The principal competitive factors in the markets in which Cloudflare operates include:
- Breadth of network and product features and continued innovation;
- Integrated solutions across security, performance and reliability;
- Unified control plan across on-premise, cloud, hybrid and SaaS infrastructure;
- Performance, availability and effectiveness;
- Network scalability;
- Total cost of ownership;
- Ease of adoption and use;
- Global network coverage;
- Quality of customer support;
- Programmability and extensibility of platform;
- Independence, reputation and trust.
- Based on these principal competitive factors, Cloudflare appears to be well positioned against its competitors.
Our valuation
We evaluated the company using our discounted cash flow model. The model relies on the past 6 years worth of financial statements data in order to estimate the future growth of the company. Each company is valuated in a slightly different way, and in this specific case we estimated the future free cash flows for the next 10 years by estimating line by line each of the three main financial statements.
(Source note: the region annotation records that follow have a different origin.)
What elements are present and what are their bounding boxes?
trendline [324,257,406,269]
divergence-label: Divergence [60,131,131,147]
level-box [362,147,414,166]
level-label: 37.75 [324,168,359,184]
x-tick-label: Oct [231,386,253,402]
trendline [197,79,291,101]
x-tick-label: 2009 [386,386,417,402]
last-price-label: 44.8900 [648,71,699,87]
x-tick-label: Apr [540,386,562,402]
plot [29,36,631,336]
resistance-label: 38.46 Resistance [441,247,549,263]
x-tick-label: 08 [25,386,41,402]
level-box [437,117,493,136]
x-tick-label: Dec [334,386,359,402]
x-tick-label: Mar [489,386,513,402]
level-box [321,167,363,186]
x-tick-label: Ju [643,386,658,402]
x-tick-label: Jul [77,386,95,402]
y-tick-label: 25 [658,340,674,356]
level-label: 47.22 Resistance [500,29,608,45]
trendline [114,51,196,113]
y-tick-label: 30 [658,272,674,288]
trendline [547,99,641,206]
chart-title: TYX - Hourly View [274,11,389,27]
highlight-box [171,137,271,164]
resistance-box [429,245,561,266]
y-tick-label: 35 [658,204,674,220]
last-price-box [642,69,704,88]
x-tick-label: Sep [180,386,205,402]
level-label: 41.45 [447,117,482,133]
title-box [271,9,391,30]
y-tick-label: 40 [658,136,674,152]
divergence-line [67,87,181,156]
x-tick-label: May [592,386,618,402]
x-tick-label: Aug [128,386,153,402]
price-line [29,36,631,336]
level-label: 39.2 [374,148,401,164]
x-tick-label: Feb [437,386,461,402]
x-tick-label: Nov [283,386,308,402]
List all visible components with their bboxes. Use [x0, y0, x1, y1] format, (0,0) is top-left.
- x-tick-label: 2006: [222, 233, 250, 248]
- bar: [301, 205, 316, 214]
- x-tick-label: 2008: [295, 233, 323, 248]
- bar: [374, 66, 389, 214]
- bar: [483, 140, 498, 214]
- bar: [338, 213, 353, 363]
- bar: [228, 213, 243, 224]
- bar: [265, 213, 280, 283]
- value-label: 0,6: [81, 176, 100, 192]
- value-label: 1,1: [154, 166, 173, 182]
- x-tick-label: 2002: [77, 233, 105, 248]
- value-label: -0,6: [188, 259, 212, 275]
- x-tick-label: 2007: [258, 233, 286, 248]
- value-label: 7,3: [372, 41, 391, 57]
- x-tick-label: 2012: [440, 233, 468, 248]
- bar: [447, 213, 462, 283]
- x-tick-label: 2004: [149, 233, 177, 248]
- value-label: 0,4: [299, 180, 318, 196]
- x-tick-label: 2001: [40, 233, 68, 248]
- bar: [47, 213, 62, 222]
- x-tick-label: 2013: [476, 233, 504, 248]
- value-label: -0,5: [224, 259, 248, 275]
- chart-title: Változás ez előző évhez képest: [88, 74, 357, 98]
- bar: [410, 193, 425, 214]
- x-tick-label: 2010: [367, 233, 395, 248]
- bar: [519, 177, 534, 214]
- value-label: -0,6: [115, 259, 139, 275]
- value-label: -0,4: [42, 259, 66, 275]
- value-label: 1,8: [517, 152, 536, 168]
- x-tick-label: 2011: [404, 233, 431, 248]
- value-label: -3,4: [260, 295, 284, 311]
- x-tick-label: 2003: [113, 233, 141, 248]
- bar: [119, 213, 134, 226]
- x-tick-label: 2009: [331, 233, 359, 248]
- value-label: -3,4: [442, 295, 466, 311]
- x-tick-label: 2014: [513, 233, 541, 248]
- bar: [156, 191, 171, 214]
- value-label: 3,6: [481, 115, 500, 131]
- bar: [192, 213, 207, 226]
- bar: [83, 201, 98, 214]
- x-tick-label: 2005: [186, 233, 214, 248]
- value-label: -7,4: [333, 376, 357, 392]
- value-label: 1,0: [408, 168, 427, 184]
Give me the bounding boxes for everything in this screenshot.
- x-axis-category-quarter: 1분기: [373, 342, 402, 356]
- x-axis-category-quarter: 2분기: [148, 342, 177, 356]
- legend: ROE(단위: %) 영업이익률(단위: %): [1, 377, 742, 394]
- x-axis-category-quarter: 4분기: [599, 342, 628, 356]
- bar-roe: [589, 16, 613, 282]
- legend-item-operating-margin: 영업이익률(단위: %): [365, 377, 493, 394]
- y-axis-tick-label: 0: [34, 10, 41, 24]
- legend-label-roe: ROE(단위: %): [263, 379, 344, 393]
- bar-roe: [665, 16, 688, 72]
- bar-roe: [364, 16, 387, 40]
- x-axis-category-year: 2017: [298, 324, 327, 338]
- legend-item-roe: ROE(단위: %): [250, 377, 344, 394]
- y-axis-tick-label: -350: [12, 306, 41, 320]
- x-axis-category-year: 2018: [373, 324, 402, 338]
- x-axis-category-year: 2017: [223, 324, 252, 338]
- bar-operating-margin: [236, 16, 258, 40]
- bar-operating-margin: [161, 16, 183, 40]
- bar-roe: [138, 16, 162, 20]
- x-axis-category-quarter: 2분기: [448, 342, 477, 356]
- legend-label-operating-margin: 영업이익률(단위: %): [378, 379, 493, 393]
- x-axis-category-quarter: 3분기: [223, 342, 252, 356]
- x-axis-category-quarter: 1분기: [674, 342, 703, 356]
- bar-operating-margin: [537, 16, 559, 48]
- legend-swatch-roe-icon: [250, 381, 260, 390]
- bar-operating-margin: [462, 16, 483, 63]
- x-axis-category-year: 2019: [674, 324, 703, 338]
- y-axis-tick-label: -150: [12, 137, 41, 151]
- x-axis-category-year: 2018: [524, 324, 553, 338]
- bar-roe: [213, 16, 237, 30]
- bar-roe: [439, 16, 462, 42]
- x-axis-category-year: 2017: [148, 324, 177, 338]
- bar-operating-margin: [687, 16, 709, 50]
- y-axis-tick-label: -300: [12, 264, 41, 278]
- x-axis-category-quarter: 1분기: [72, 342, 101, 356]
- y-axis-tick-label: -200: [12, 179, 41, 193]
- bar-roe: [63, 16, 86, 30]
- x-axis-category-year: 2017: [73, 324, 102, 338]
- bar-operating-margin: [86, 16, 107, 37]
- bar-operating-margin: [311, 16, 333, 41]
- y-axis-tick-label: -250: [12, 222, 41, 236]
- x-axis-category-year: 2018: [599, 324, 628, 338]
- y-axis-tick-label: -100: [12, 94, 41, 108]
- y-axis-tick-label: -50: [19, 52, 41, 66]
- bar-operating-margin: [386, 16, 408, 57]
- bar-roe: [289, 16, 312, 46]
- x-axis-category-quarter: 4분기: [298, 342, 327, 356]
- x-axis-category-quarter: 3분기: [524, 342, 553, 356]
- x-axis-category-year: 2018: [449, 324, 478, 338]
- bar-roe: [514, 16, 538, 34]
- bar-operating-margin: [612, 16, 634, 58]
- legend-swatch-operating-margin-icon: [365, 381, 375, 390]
We made some assumptions in order to valuate the company:
- The terminal growth rate is 5.00%;
- The total shares outstanding are 324.08 millions;
- The effective tax rate will be constant at the standard U.S. corporate tax rate of 21.00%;
- The United States 10-year treasury bond yield will reach 3.00% by the end of 2022;
- The risk premium is 8.00%;
We used those assumptions to model the weighted average cost of capital, which resulted equal to 10.50%, and to estimate the future revenue growth and free cash flows. We estimated a fair value of $34.69, meaning that according to our valuation there is a possible downside in the stock price of 69.45%. Therefore, we give the company a “strong sell” rating. A lot of factors could influence the valuation, including but not limited to economic policies, markets development and real economic growth: therefore, we will update this valuation at the start of the next quarter.